Acceptance: Discover, Amex Seen Catching Up

American Express Co. and Discover Financial Services are expected to significantly close the acceptance gap with Visa Inc. and MasterCard Inc. next year as the two smaller networks' merchant-acquirer partners aggressively sign up retailers.

"We're going to see a significant increase in merchant acceptance of all four brands, both from existing electronic merchants and new merchants," said Barry McCarthy, the president of product and business development at First Data Corp.

His Denver company, a holding of Kohlberg Kravis Roberts & Co., is the only merchant acquirer that works with all four networks — but others are expected to follow.

Analysts predicted that in two to three years most merchants would accept cards from all four networks.

At least one acquirer that is a Discover partner has been putting all new merchant clients on each of the three networks it works with — Visa, MasterCard, and Discover.

Diane Donoghue, an executive vice president and general manager of retail network services at Chase Paymentech, said that since September it has automatically put all new merchants on the Discover network, "just as we board them on Visa and MasterCard." Merchants that do not want to take Discover can call Chase Paymentech to opt out, but "that typically doesn't happen," she said. "Merchants want to accept as many cards as they can."

Chase Paymentech, a Dallas joint venture of First Data and JPMorgan Chase & Co., plans to bring older clients onto the Discover network eventually, she said.

Adil Moussa, an analyst at the research firm Aite Group LLC, said that more competition among networks would make Visa and MasterCard stronger advocates for their brands and less focused on being advocates for their card-issuing customers.

Aaron McPherson, the research director for payments at Financial Insights, a Framingham, Mass., unit of International Data Group Inc., said that more merchant acceptance of the Amex and Discover brands and expanded consumer choice would force the bigger networks to rethink their bank relationships.

"They're not going to see banks as their direct customers any more but as their distributors," he said, "and merchants and consumers are going to become their customers."

Discover and Amex are known as closed-loop networks because they traditionally have issued their own cards and handled merchant relationships, but the term increasingly is a misnomer.

Since late 2004, third-party banks have been issuing cards on the Amex and Discover networks. And last year, Discover made a deal under which First Data signs up merchants to accept Discover cards and processes transactions for them. Discover has since signed deals with most of the other major acquirers, and this month Amex signed a similar deal with First Data.

Chase Paymentech is in "preliminary discussions" with Amex, Ms. Donoghue said. "Further discussions are scheduled in 2008."

Mr. Moussa predicted that most acquirers would require their merchants to accept all the networks with which they have agreements.

"It's all increased volume for acquirers," Mr. Moussa said. "They can tell merchants, 'If you don't want to take it, don't advertise it.' "

Thomas Brown, an antitrust and payments lawyer and partner at O'Melveny & Myers LLP, said he did not think such a requirement would be illegal because it would not hinder choice or competition.

"To have an antitrust case you need to have conduct that people can plausibly criticize as anticompetitive, which generally means exclusionary," Mr. Brown said. "As an antitrust question, it's difficult to see what the objection would be here."
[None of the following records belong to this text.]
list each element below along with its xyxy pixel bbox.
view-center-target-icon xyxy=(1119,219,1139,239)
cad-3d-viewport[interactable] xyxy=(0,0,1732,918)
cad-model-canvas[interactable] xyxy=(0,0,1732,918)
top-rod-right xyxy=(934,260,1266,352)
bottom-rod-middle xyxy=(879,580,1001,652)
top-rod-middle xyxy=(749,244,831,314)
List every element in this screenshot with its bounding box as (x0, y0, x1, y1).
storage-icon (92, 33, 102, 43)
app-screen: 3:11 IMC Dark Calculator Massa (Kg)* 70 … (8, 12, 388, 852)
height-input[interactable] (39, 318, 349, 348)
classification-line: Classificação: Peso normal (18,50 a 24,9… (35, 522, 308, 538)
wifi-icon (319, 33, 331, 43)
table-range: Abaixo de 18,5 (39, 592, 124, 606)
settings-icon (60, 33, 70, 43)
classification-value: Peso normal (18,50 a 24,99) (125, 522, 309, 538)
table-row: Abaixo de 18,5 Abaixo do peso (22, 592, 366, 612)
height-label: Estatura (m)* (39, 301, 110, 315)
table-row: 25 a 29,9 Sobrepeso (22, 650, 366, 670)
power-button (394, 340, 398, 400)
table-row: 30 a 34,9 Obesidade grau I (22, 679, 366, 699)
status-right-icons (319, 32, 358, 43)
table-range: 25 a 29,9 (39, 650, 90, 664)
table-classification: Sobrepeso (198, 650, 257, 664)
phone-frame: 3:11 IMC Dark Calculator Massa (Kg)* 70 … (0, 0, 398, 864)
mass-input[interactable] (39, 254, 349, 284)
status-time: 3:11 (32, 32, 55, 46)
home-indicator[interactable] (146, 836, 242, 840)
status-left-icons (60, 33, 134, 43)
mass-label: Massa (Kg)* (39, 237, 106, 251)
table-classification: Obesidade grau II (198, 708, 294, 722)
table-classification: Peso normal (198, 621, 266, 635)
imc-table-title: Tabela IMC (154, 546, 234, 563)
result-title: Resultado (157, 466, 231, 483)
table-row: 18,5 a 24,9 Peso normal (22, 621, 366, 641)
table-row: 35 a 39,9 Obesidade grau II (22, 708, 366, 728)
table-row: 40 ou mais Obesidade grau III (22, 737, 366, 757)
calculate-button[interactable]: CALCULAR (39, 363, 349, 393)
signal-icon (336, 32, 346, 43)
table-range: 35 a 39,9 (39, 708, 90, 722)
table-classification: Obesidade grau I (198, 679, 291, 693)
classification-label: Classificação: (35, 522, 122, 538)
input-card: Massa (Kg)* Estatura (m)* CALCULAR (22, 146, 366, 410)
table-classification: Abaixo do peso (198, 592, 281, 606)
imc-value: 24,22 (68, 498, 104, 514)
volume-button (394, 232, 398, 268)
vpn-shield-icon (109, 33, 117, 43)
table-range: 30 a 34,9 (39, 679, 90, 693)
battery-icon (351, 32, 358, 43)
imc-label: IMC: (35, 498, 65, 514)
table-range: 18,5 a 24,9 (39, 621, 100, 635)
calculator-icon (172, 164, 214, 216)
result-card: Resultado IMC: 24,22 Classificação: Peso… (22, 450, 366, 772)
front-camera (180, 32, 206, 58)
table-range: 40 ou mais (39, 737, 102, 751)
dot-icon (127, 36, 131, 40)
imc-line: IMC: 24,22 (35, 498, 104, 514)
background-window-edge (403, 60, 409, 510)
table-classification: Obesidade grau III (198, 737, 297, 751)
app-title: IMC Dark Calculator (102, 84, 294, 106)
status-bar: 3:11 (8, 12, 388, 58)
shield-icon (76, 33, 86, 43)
Matthew Johanson, Discover's vice president of acquirer relations, said merchants recruited by third-party acquirers can opt out of its network at "any point." However, he said, "we rarely see a merchant de-select a network out of an integrated package."

Discover executives have said that it is aiming for its cards to be as widely accepted as Visa and MasterCard by 2009.

American Express and Discover, along with acquirers, have said that their partnerships with acquirers make smaller merchants' lives easier by giving them the convenience of dealing with one vendor for all their cards.

Discover has not disclosed how many merchants it has added to its network, but Mr. Johanson said the fact that Amex followed it in using third-party acquirers shows the strategy is working.

"The market has validated integrated packages as a way to go," he said.

However, unlike Discover in its acquirer deals, Amex did not give up control over pricing in its First Data deal. Bryan O'Malley, Amex's vice president of small-merchant acquisition, said the company wants to be consistent with its current structure.

For this reason, Mr. McPherson said, "I see Discover closing the gap more quickly and more in the end than American Express — but I don't think that American Express is interested to entirely close the gap; they want to retain their higher prices."

Ms. Donoghue said that, in a potential deal with Chase Paymentech, Amex could "possibly" keep pricing control and that such a deal "may be a little different than the one with Discover."